Levant les yeux, il vit qu’une grande cavité, presque une caverne, s’était ouverte vers la gauche: dans la pénombre, une forme humaine était étendue. Le jeune homme enleva péniblement l’épave vivante et sortit des décombres, à l’instant où un nouvel éboulement rendait le boyau impraticable...

C’était une jeune femme ou une jeune fille, vêtue du maillot argentin des Terres-Rouges. Avant toute chose, la chevelure émut le sauveteur. Elle était de cette sorte lumineuse, que l’atavisme ramenait à peine une fois par siècle chez les filles des hommes. Éclatante comme les métaux précieux, fraîche comme l’eau jaillissant des sources profondes, elle semblait un tissu d’amour, un symbole de la grâce qui avait paré la femme à travers les âges.

Le cœur de Targ se gonfla, un tumulte héroïque emplissait son crâne; il entrevit des actions magnanimes et glorieuses, qui ne s’accomplissaient plus jamais parmi les Derniers Hommes... Et, tandis qu’il admirait la fleur rouge des lèvres, la ligne délicate des joues et leur pulpe nacrée, deux yeux s’ouvrirent, qui avaient la couleur des matins, quand le soleil est vaste et qu’une haleine douce court sur les solitudes...

IV
DANS LA TERRE PROFONDE

C’était après le crépuscule. Les constellations avivaient leurs flammes fines. L’oasis, taciturne, cachait sa détresse et ses douleurs. Et Targ promenait une âme fiévreuse près de l’enceinte.

L’heure était affreuse pour les Derniers Hommes. Successivement, les planétaires avaient annoncé d’immenses désastres. La Dévastation était détruite; aux Deux-Équatoriales, à la Grande-Combe, aux Sables-Bleus, les eaux avaient disparu; elles décroissaient aux Hautes-Sources; l’Oasis-Claire et le Val-de-Soufre annonçaient ou des secousses ruineuses ou des fuites rapides du liquide.

L’Humanité entière subissait le désastre.

Targ franchit l’enceinte en ruines, il entra dans le désert muet et terrible.

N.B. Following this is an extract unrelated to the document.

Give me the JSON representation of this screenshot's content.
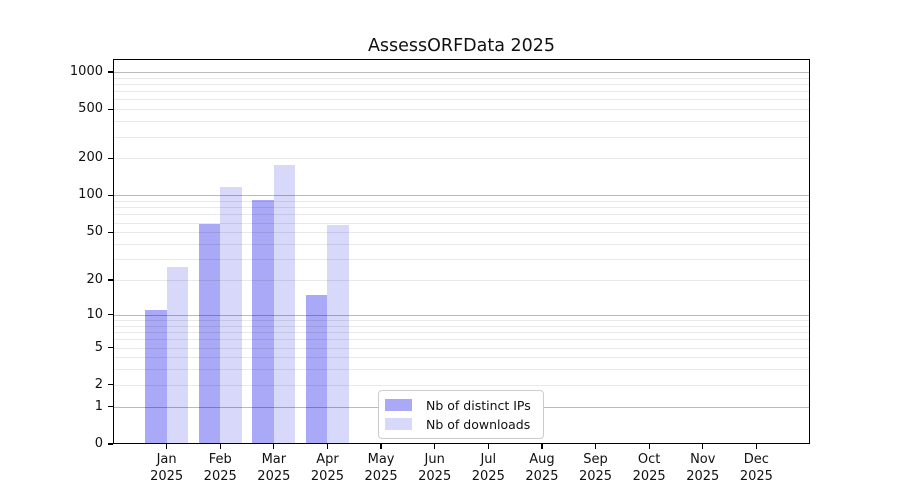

La lune, presque pleine, rendait invisibles les plus faibles étoiles; elle éclairait les granits rouges et les piles violettes des ferromagnétaux: une phosphorescence pâle ondulait par intervalles, signe mystérieux de l’activité des nouveaux êtres.

Le jeune homme avançait dans la solitude, inattentif à sa grandeur funèbre.

Une image brillante dominait les navrements de la catastrophe. Il emportait comme un «double» de la chevelure vermeille; l’étoile Véga palpitait ainsi qu’une prunelle bleue. L’amour devenait l’essence même de sa vie; et cette vie était plus intense, plus profonde, prodigieuse. Elle lui révélait, dans sa plénitude, ce monde de beauté qu’il avait pressenti, et pour lequel il valait mieux mourir que de vivre pour le morne idéal des Derniers Hommes. Par intervalles, comme un nom devenu sacré, le nom de celle qu’il avait retirée des décombres venait à sa lèvre:

—Erê!

Dans le farouche silence, le silence du désert éternel, comparable au silence du grand éther où vacillaient les astres, il avançait encore. L’air était immobile autant que les granits; le temps semblait mort, l’espace figurait un autre espace que celui des hommes, un espace inexorable, glacial, plein de mirages lugubres.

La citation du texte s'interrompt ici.